Mohammed Aouli vient de publier chez les éditions Baudelaire «Lalla Fadhma N’Soumer Vae Victis une mémoire outragée, profanée». Il y a de la colère, mais surtout une volonté de replacer les événements et les hommes dans leur place concernant cet épisode de conquête de la Kabylie en 1857.
L’auteur mêle dans ce livre, deux styles d’écriture : le romanesque et le récit. Si Mohammed Aouli a recours aux techniques de l’écriture romanesque c’est pour retisser cette histoire «outragée», triturée surtout par les auteurs français qui avaient, comme à leur habitude, une lecture et une écriture biaisée de notre histoire. Mais pour donner une force et sens à son livre, Mohammed Aouli fait des escapades panégyriques sur l’histoire de la région et sa sociologie. L’auteur a sans doute (et ça se ressent) mis tout son amour pour sa Kabylie natale dans ce livre qui se veut avant tout donc un roman.
Derrière le personnage de Fadhma N’Soumeur, – une femme à la tête de la résistance ? Ce qui emblématique pour son époque et même au-delà -, Mohammed Aouli exalte les valeurs ancestrales de cette région. Il rappelle aux jeunes générations, lui qui a connu la guerre d’indépendance ce qui caractérise le peuple de ces montagnes. Il convoque l’altérité, le sens de l’honneur, le don de la parole, la fierté et surtout l’écosystème social qui irrigue et ordonne la vie des villages et tribus de cette contrée. Mohammed Aouli se permet des pas de côté pour expliquer aux jeunes générations les codes qui régissaient ce pays de montagne.

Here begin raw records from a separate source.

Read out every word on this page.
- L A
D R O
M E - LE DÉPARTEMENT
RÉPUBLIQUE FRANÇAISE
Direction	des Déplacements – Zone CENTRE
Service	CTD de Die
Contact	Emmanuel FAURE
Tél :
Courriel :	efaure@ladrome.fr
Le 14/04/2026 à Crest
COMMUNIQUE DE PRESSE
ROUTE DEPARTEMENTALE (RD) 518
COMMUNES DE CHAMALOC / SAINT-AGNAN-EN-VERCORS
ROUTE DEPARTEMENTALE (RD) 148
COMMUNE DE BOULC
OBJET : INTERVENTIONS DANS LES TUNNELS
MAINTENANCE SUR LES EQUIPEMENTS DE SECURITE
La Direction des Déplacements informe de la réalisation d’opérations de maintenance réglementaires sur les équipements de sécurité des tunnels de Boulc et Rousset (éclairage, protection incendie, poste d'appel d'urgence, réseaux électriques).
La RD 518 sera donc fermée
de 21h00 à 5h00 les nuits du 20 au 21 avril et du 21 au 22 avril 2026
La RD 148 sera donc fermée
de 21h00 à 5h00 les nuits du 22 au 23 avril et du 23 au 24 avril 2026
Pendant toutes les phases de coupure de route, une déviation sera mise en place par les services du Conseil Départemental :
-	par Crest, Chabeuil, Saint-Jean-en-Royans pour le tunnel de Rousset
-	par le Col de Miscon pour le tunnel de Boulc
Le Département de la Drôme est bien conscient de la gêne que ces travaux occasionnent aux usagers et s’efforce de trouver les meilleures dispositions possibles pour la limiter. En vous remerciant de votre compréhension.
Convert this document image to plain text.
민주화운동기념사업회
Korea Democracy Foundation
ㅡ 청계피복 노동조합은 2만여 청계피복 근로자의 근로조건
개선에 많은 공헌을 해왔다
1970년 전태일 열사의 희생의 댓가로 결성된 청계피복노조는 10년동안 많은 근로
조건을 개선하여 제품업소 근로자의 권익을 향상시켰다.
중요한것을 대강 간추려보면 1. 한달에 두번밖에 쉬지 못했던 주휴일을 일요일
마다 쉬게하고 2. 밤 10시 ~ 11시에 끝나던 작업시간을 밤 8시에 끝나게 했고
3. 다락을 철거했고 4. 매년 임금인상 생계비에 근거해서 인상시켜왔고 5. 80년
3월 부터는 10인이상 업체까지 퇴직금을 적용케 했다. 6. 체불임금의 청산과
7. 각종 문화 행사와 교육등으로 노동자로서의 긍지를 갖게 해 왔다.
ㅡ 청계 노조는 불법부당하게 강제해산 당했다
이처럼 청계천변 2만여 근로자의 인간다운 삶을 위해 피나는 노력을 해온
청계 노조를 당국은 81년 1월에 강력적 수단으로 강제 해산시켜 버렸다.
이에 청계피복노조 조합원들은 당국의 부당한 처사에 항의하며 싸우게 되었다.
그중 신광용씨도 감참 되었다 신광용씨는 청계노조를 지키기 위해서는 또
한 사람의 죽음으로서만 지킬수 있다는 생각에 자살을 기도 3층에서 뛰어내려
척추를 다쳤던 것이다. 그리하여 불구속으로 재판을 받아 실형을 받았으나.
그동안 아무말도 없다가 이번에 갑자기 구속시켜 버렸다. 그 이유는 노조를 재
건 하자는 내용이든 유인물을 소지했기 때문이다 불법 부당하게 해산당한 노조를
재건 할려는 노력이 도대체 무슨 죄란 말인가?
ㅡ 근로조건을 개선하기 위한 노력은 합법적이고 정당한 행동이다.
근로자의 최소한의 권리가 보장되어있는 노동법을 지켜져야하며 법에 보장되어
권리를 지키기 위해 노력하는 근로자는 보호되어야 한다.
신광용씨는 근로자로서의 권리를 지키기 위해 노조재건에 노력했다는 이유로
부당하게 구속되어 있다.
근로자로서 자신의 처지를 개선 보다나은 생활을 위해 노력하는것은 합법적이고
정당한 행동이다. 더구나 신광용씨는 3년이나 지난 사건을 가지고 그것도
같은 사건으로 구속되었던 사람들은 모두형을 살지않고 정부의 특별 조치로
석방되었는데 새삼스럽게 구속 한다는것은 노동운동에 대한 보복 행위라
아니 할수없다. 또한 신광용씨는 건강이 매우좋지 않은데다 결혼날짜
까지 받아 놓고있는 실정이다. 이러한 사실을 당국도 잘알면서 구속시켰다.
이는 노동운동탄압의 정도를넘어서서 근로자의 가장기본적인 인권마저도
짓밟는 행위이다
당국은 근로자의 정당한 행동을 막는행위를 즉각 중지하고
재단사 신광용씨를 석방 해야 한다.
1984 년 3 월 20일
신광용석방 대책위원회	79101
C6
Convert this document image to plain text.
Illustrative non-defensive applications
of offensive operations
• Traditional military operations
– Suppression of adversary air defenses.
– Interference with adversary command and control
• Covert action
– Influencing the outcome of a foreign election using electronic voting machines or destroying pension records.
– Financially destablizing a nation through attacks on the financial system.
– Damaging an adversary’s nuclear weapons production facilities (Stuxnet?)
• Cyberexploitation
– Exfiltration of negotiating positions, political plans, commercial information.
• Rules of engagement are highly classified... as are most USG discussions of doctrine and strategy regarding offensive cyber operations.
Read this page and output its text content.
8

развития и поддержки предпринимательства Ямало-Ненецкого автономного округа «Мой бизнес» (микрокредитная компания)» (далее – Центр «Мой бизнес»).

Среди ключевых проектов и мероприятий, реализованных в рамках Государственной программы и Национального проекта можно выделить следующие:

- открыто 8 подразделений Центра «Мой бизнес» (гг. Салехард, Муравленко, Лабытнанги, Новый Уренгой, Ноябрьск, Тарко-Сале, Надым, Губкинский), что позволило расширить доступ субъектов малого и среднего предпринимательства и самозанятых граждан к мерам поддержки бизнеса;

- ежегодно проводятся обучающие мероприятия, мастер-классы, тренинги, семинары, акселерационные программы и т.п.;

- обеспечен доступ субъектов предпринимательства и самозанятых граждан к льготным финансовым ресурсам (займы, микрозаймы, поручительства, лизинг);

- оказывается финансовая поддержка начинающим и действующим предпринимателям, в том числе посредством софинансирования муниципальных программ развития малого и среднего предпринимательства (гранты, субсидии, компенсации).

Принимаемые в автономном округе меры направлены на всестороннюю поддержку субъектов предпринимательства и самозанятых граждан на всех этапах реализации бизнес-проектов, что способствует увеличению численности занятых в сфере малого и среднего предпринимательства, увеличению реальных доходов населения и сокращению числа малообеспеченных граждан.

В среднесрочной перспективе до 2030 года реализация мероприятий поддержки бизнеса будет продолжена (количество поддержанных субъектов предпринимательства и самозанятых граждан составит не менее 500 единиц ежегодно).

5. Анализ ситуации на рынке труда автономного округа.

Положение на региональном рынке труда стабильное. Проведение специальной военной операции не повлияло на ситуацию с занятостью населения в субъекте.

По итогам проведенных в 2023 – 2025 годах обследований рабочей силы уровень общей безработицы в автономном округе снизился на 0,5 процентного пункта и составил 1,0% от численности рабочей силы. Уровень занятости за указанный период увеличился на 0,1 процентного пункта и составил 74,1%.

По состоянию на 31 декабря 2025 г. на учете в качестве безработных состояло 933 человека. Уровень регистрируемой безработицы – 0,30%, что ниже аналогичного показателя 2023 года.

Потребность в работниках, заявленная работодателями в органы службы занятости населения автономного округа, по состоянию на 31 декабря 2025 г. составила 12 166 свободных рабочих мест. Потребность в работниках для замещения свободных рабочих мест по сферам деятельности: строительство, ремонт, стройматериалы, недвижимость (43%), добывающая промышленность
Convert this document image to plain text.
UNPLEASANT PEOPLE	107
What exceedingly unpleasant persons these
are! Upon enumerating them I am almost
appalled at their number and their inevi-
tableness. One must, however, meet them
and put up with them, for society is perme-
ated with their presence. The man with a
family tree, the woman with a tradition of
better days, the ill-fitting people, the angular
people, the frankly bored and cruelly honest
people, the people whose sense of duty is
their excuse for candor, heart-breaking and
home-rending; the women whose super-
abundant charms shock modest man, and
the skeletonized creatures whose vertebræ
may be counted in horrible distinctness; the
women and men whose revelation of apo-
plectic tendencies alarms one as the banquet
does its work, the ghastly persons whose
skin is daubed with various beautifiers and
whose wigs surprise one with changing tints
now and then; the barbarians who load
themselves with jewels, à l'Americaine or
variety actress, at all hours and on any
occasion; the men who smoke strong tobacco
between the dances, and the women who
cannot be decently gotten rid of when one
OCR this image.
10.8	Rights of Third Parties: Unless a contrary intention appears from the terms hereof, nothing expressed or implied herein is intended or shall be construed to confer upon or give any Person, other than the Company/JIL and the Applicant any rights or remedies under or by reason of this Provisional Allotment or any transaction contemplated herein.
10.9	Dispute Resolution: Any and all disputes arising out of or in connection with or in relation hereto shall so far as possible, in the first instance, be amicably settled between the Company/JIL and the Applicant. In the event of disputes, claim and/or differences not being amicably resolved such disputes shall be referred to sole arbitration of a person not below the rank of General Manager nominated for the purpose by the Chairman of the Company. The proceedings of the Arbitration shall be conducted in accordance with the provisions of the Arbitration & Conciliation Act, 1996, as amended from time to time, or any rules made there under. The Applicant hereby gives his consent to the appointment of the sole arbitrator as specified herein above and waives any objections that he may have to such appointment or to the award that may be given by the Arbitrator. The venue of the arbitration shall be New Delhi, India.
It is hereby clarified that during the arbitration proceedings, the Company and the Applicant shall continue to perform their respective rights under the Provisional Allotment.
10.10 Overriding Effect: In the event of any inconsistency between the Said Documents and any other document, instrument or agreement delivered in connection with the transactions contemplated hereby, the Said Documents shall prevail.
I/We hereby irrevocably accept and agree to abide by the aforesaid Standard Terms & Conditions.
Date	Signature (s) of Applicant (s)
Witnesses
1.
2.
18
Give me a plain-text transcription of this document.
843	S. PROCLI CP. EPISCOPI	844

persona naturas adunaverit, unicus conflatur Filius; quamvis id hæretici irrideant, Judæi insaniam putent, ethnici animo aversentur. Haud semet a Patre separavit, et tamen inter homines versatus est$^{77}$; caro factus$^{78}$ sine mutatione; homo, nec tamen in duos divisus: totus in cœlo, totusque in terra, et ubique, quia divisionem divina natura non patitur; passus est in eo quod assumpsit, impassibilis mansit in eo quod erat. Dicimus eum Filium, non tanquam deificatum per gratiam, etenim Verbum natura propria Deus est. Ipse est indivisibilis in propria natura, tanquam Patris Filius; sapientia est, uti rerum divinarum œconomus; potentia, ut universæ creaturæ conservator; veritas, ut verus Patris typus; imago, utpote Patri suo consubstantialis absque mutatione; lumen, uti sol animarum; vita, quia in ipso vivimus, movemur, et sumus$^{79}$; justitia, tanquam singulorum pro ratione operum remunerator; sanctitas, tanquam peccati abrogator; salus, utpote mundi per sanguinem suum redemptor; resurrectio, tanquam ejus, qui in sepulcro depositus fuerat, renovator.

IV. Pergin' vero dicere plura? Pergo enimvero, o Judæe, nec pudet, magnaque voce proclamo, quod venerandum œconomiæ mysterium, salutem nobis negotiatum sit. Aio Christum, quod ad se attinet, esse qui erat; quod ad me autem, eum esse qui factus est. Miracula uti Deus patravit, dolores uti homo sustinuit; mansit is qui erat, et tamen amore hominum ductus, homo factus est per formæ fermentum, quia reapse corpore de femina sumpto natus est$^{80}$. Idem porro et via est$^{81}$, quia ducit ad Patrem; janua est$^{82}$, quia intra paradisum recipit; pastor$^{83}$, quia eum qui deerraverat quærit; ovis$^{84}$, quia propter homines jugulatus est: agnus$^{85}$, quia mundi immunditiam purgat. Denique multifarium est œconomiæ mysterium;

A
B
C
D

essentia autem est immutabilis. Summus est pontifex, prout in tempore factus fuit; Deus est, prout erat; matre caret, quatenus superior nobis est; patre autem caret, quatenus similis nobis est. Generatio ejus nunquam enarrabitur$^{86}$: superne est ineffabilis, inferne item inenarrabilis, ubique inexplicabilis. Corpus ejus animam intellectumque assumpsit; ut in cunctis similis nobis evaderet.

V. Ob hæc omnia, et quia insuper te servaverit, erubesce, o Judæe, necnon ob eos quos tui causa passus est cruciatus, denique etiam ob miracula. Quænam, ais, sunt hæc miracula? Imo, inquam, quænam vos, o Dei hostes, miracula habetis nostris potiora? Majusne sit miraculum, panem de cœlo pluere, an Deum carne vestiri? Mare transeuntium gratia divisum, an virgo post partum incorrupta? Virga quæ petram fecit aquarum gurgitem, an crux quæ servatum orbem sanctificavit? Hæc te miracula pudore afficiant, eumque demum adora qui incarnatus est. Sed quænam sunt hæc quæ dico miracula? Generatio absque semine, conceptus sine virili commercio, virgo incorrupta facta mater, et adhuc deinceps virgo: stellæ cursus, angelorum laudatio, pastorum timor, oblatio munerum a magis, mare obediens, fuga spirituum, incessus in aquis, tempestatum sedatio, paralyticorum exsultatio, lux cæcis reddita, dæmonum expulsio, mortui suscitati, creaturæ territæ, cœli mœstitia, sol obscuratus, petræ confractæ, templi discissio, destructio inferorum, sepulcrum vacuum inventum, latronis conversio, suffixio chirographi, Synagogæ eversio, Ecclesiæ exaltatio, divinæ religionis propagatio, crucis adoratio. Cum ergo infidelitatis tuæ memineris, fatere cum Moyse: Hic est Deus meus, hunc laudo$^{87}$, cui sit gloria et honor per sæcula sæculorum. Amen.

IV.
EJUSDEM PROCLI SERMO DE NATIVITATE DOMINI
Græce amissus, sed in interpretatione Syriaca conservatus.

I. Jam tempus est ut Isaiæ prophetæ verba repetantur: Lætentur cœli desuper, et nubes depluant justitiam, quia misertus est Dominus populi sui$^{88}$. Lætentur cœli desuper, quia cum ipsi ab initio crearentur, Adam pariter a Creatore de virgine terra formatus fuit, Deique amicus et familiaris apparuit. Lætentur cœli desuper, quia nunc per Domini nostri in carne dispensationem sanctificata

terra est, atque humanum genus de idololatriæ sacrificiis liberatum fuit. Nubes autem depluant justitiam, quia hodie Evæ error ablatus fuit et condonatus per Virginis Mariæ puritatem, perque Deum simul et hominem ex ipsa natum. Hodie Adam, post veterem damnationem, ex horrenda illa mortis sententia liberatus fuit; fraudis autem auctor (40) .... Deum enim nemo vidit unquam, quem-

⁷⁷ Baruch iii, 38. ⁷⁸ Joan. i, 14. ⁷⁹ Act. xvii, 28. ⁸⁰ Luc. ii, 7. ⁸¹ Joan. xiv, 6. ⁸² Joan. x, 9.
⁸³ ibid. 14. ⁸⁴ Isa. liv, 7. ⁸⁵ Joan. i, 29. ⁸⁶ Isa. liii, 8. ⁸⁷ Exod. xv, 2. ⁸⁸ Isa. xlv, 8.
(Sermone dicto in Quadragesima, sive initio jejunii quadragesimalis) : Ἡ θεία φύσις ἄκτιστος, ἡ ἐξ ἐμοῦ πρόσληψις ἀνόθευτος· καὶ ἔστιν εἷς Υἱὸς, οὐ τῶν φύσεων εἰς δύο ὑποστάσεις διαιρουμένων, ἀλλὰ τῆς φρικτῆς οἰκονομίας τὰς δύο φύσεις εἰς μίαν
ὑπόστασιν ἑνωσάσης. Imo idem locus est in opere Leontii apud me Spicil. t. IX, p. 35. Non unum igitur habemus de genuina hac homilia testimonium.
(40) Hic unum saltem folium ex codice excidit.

Dans son livre «Gouvernement berbère», paru chez les éditions Barzakh, Hugh Robert revient avec précision sur cette farouche propension des Igawawen à la liberté, voire à la dissidence.
En homme connaisseur de ce monde à part que l’incomparable Mohammed Aouli s’est employé à écrire une autre histoire de cette résistance, pas celle dont nous gavent les auteurs français depuis le XIXe siècle. Un sacré pari ! Sous prétexte d’absence de sources écrites autres que celles produites par les militaires français, de nombreux auteurs se contentent par confort, voire fainéantise, à reproduire cette épopée sous le prisme déformant français. D’où le sous-titre de ce roman : une mémoire outragée, profanée.
Alors Mohammed Aouli a choisi de romancer son histoire, tout en la ponctuant de faits connus. Il y a mis tout son cœur et sa passion des siens. Il y a quelque chose de fièvreux. «Notre guerre n’est pas une offrande sacrificielle pour un dieu anthropomorphe, assoiffé de sang de nos jeunes victimes en quête d’une éventuelle place au paradis, elle est celle des hommes braves qui défendent leur concitoyens d’un périlleux danger, leur honneur et leur territoire», avertit l’auteur.
Yacine K.
Cet article a été publié par le site Le Matin d’Algérie.